No such issues with Don’t Knock Twice. There’s a scare in the first 15 minutes that’s so effective, I feel like my armchair has just gone into free fall. And there are many more shocks where that one came from.
“Grudge to settle”
Okay, some of them are predictable, and though it adheres to the usual rules that heroines must walk slowly down dimly lit corridors toward moaning antagonists, there’s no denying the creative forces behind this well-shot chiller know just what they’re doing.

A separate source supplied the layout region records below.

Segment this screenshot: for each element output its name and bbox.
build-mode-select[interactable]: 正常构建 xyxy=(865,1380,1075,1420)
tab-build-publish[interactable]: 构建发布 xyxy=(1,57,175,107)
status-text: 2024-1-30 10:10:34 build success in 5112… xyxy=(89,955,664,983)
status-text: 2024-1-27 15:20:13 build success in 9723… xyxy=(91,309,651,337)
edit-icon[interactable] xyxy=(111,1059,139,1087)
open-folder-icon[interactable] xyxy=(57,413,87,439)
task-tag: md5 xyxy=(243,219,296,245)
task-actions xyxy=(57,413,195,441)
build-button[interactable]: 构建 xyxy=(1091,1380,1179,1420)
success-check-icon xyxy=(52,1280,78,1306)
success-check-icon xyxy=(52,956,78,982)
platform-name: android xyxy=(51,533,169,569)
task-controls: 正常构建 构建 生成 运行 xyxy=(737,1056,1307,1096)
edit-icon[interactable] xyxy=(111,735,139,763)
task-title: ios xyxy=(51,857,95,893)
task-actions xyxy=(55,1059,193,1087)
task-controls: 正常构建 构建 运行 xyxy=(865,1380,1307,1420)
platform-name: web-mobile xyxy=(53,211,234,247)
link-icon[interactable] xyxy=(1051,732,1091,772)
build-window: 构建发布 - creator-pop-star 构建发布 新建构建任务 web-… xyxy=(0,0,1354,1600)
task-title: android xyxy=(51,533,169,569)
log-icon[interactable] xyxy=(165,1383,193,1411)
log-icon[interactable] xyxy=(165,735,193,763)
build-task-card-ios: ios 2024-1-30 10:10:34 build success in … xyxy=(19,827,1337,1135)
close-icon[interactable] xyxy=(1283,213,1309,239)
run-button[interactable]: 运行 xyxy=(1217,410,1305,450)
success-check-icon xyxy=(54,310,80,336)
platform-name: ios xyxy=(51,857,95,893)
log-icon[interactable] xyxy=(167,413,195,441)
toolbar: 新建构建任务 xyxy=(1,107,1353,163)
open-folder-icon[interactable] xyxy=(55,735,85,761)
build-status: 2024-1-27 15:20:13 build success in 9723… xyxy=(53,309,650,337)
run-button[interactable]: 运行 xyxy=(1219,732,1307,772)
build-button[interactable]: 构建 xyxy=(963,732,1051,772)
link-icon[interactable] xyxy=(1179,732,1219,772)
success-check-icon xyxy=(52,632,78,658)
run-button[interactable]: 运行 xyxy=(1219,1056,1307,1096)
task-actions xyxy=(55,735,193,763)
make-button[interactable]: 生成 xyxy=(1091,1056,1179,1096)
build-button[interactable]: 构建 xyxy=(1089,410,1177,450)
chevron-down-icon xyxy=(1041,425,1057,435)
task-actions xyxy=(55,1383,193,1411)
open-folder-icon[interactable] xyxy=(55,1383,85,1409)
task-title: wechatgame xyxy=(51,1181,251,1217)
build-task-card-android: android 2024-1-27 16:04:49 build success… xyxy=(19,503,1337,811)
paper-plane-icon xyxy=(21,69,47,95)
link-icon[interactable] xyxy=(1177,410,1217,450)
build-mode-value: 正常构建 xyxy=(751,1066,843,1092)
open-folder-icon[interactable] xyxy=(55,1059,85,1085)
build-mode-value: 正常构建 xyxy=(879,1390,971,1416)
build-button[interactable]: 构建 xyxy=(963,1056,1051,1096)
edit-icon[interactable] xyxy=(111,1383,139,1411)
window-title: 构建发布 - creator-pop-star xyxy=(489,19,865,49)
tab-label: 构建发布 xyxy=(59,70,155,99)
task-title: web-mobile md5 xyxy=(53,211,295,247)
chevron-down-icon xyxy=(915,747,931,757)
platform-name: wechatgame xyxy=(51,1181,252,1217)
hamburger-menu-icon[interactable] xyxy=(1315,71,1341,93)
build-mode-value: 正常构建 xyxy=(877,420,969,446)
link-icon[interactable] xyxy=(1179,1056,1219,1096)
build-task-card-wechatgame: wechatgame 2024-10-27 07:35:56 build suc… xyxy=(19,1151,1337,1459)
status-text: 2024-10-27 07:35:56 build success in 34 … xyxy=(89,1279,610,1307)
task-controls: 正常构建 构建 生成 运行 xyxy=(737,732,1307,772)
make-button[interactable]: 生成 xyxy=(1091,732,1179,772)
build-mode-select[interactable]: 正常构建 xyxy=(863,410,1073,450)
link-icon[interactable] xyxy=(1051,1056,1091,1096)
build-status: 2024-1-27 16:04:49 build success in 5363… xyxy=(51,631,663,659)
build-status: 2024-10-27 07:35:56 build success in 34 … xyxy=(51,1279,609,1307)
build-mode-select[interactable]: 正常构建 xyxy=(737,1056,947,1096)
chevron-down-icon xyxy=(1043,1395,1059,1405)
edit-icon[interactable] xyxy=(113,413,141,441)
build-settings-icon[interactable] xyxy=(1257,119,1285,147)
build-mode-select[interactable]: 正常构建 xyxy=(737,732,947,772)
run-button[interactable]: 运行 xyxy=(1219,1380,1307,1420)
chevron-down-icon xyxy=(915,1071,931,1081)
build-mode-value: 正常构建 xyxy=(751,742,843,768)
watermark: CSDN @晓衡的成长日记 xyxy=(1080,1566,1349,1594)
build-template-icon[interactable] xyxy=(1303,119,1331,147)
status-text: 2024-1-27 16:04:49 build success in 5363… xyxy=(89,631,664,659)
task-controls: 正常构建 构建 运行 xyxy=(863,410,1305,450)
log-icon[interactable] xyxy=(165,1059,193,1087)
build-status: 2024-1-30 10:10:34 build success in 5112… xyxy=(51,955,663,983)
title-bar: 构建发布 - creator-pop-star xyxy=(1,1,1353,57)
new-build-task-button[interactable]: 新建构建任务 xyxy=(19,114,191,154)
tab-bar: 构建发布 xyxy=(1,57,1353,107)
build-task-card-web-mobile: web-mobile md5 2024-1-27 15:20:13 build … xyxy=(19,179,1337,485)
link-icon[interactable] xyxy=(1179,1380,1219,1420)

A visual gag with a laptop echoes clever touches from Paranormal Activity, and though the movie might put you off carrot and coriander soup, there’s no denying it has a lot more chills than your average low budget Brit chiller.
Sackhoff has always been great value for money, whether as cocky fighter pilot Starbuck in Battlestar Galactica or as one of the few saving graces of Riddick. Here, she gives another good turn as Jess, the concerned American sculptor mum whose estranged daughter Chloe comes to stay. It seems Ginger, the creepy woman from an old gothic house, has a grudge to settle, and having claimed the life of Chloe’s boyfriend, she’s now after her and Jess.
“A creeping sense of dread”
Despite the limited budget, Don’t Knock Twice is an effective little shocker with beautifully shot opening titles and the feel of superb American chiller It Follows. I like the fact the advertising poster is a throwback to those tongue-in-cheek House movies from the 1980s, and am thrilled Lucy Boynton (from the excellent Sing Street) is given a chance to shine.
It might not be the most original story in the world, but the Blair Witch-style villain, a solid cast, including Lock Stock’s Nick Moran, and a creeping sense of dread help to sell the familiar premise.
Director Caradog James is definitely a name to watch in the future, especially after his previous movie The Machine proved he could deliver slick sci-fi as well as skin-crawling horror. Given how well he handles suspense and jump scares, Ridley Scott could do worse than hand him the megaphone for the Alien: Covenant sequel.